As Janus sees, so, too, we. January, as the first month of the calendar year, is an annual especial time to look retrospectively at the past year (and so globally tumultuous 2020 was!) and to gaze prospectively into the new year (and what fond hopes 2021 harbors for us all!).
Even more, throughout our days, we, for manifold reasons, take occasion to fix our attention on the commencements and the closures of the events of our lives.
Still more, the true countenance of Janus cannot be seen, for it appears between the two faces and casts its eyes upon the instant-by-instant, ever-progressing, thus, impossible, figuratively and literally, to freeze in time present.
In relation to the present, by contrast, there is a sense in which the past and the future are more fixed.
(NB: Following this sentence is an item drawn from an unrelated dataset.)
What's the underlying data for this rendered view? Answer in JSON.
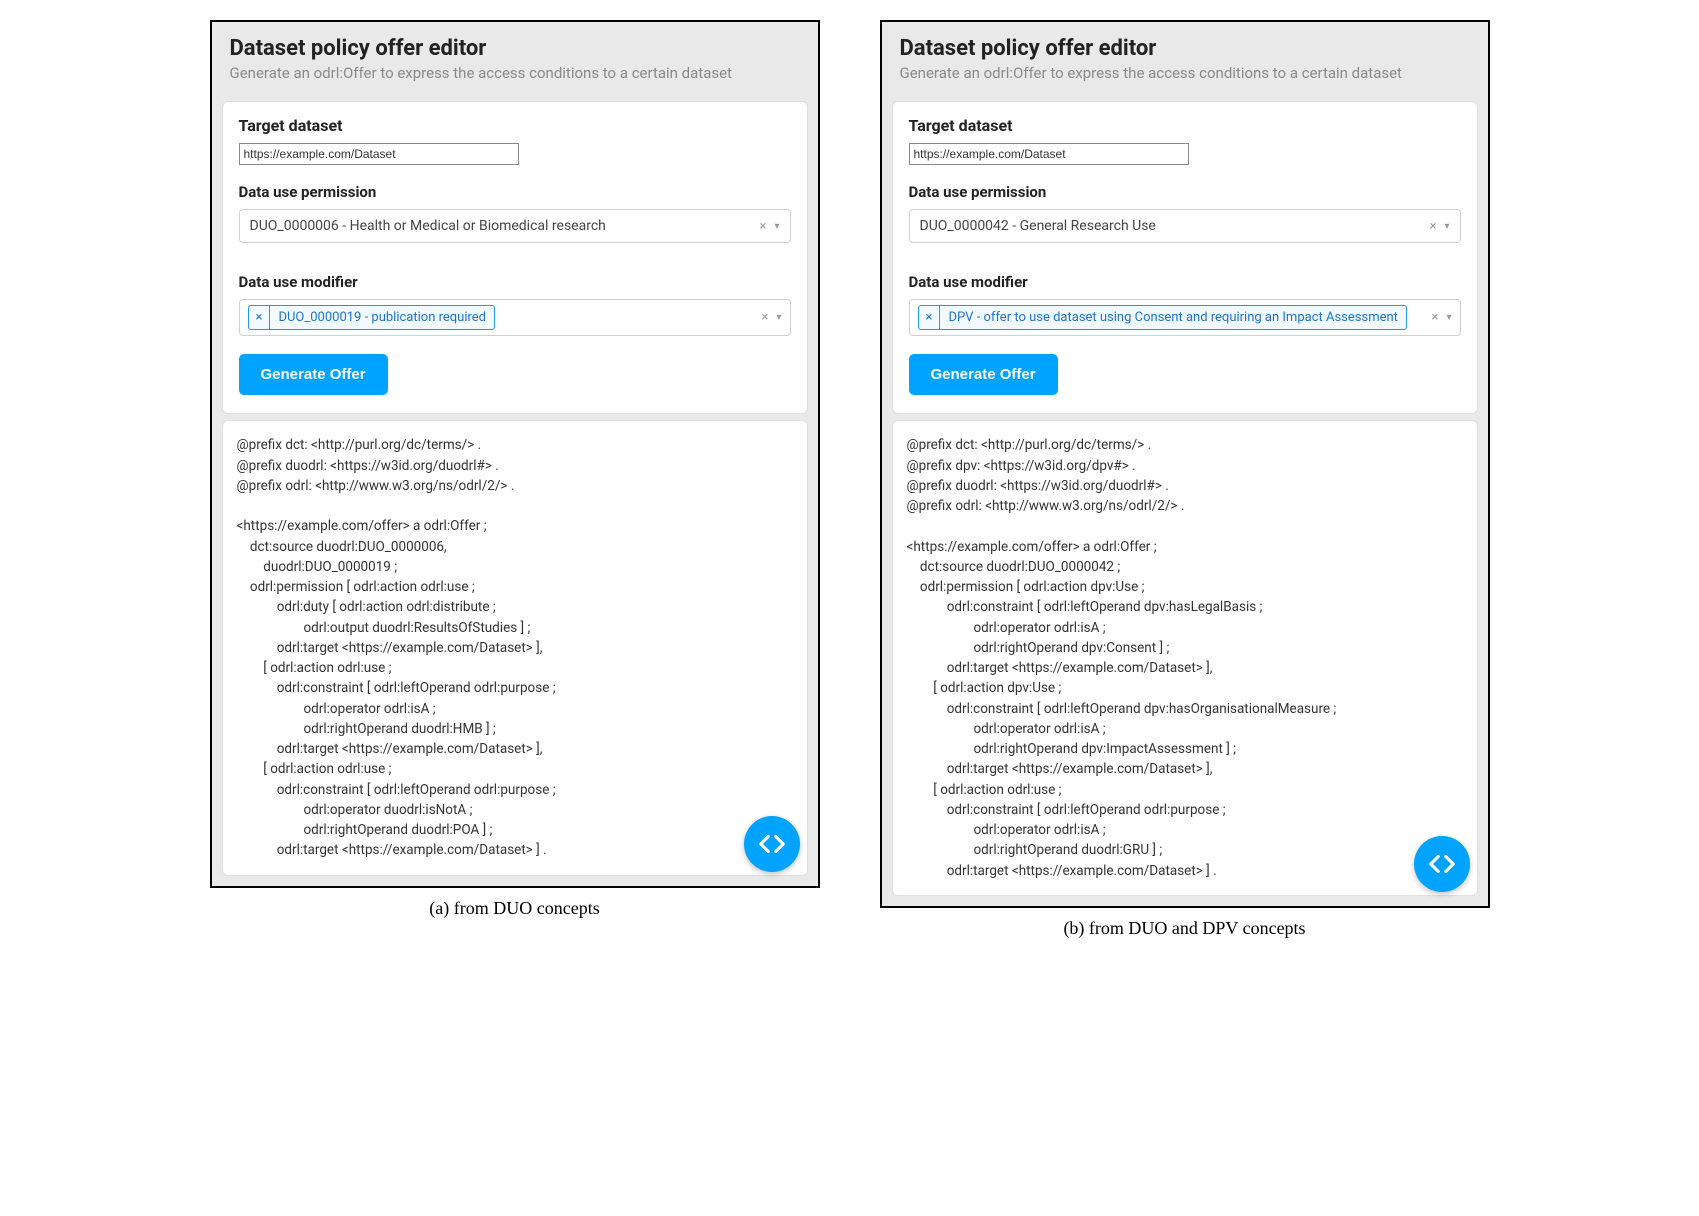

In the case of the past, yes, our thoughts and feelings about the events of our histories can change, though not the events themselves. In the case of the future, yes, our imaginings of what will be can change, though what-is-yet-to-be always remains in a semi-static state of approach.
Here, too, as Janus sees, so, we. Given the rapidly kaleidoscopically movement of the present, each moment swiftly, sequentially, ceaselessly giving way to the next, it is difficult to remain singularly focused on the extant instant of the “now.” This may explain why and how we humans spend much time reflecting on our pasts and envisioning our futures.